Cribbed from @jeancochrane:
Like Travis CI, Heroku lets you configure secret environment variables for each app through its console (or its CLI). Those environment variables then get threaded into the application at build time and at runtime. Public environment variables can be configured in the Heroku configuration files that you keep in your repo.
This sort of paradigm works a lot better with containerized applications, where you can define the environment through an .env file or environment attribute in a Docker Compose file and then pass those into the container. I could see a simple secrets management solution where we have an encrypted .env file for local development (or just download it from S3), and then for review/staging/production we configure secret environment variables in the Heroku console.
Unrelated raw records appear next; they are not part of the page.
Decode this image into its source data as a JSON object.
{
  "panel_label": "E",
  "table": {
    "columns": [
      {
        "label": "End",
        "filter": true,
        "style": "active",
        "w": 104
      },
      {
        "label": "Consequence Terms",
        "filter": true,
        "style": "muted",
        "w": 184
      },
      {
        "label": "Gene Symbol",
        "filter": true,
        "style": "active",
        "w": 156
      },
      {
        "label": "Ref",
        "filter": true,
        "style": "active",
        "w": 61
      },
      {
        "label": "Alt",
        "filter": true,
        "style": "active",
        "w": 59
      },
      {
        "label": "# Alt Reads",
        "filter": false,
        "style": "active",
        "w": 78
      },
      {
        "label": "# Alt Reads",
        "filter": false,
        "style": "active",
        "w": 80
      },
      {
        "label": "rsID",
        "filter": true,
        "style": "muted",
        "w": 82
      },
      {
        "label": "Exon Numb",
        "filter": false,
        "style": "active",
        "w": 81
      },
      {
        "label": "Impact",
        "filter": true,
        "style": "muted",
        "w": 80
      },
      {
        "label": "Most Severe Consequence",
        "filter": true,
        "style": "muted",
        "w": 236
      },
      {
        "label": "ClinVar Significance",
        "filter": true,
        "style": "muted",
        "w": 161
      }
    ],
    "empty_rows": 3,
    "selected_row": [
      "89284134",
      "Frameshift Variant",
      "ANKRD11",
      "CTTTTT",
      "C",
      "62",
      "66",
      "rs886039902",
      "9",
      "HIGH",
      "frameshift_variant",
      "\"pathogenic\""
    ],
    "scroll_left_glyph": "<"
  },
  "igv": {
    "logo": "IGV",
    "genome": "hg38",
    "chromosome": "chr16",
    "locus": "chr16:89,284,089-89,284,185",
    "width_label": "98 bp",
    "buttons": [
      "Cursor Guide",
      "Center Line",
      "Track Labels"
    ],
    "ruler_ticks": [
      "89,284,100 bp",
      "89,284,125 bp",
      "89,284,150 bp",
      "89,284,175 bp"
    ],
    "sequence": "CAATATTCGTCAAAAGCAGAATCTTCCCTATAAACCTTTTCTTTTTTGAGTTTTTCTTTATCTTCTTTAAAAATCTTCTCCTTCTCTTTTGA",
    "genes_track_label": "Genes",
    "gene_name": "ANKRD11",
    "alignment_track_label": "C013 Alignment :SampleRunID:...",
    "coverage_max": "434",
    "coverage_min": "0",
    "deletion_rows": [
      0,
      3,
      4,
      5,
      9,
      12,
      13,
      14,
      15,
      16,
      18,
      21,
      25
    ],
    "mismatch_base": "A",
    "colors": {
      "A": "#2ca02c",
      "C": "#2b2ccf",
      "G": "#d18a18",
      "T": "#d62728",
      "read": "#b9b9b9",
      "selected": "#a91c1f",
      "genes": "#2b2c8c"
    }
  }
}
Heroku provides a yourapp.herokuapp.com URL automatically. This on custom URLs also cribbed from @jeancochrane:
On Heroku, if you want to put your app behind a custom domain, you have to create an ALIAS or CNAME record in your DNS provider that delegates DNS to a Heroku hostname.
This pattern works perfectly fine for subdomains, but for root domains it's a little tricky because our domain registrar of choice (NameCheap) doesn't currently offer ALIAS or ANAME records for root domains. To get custom root domains to work with Heroku, we'd need to use a different domain registrar. (Luckily, this is a pretty common feature these days, and I'm surprised NameCheap doesn't offer it.)
Overall, Heroku is several times easier than ECS, as well as even our current deployment practices with EC2 and CodeDeploy.
It appears to play nicely with Travis, also: https://docs.travis-ci.com/user/deployment/heroku/
With that said, I only had a single dyno to use, so I didn't trial interactions between dynos, e.g., between an app and worker process. There may yet be some kinks to iron out there.
There also seems to be a price on convenience.
For our most complicated app (Dedupe.io), I think we'd need a $25/month 1x dyno for the Dedupe.io frontend and a $50/month 2x dyno for the worker processes, since they do some intense computing.
For most apps, though:
Dynos are comparably priced to EC2 instances: there's a free tier that works nicely for review and staging apps, a super-cheap "hobby" version that's $7/mo but doesn't come with horizontal scaling or long-term metrics, and then a "standard" version that's $25/mo... However, the $7/mo offering seems really appealing to me, and for low-traffic sites I can't figure out a reason why it wouldn't work. In this case, Heroku would probably be cheaper than EC2.
Add-ons are more persistently costly:
There's a "hobby" tier that gives you 10,000 rows for free, and you can bump it up to 1,000,000 rows for $9/mo, but these databases are colocated with other customer's databases and don't come with uptime guarantees or advanced monitoring... The cheapest option that isn't colocated is $50/mo. This is actually pretty comparable with AWS RDS pricing, but it's a lot more expensive than our current practice of colocating our Postgres and app installs on the same EC2 instance.
To really assess whether Heroku is more expensive, it would be very helpful to know our current hosting costs, both for Dedupe.io and particular, and for a run-of-the-mill application.
(Thanks to @jeancochrane for putting in the legwork here!)